Our infrastructure is characterized by a number of features that renders its establishment as one of the very interesting informatics challenges.

Distributiveness

·       Our infrastructure is distributed over different satellite sites, each with different infrastructure capabilities. Each of these satellite sites runs certain primary analysis pipelines.

·       There is a central computational unit located in KACST and all centres should be connected to it, for the purpose of backup and for secondary analysis tasks.

·        Type and rate of data produced is different in the different centres, and the connectivity among the sites is also of varying speed.
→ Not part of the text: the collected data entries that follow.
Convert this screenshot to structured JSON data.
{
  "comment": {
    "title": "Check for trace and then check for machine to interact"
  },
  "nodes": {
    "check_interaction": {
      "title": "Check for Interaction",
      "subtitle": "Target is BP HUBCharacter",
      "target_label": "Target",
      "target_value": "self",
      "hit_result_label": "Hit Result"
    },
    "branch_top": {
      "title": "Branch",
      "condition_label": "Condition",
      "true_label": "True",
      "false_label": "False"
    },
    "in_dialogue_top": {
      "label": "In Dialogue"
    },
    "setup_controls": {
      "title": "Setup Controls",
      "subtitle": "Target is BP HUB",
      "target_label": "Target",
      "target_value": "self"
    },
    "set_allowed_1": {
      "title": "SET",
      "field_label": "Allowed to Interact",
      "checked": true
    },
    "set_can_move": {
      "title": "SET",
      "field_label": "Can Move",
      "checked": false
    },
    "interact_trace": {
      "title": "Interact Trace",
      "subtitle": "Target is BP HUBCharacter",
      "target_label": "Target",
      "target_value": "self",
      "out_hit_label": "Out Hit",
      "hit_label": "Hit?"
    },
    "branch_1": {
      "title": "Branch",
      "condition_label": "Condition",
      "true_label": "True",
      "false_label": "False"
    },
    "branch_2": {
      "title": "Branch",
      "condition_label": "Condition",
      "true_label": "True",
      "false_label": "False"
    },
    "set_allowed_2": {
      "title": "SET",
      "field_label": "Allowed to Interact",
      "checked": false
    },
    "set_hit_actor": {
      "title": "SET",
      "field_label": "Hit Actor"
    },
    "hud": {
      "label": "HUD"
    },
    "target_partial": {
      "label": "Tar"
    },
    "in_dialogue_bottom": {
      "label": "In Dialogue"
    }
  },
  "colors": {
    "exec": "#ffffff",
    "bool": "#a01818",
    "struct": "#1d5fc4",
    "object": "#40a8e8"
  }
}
In other words, our computational infrastructure is of distributed nature, but it should work in a synchronized fashion to balance the computational loads and achieve the best performance.

Scalability

The infrastructure is designed to process thousands of genomes generated each year. The design is modular allowing hardware expansion at minimum effort. Furthermore, for abrupt increase in load and for avoiding downtime in case of any failure, the infrastructure can elastically scale up using cloud computing resources in an automatic manner.

  Analysis Pipelines

The current basic pipelines in use for the Saudi Genome Project include the following:

.   Whole genome analysis, where the resulting NGS reads are mapped to a reference human genome for identifying point as well as segmental mutations.

.   Exome and target gene(s) analysis, where the resulting NGS reads are mapped to a reference human genome for identifying point and (not so large) segmental mutations.

.  Variant annotation pipeline, where the variants are annotated with different information (from public and proprietary databases) to refer to its involvement in the disease process.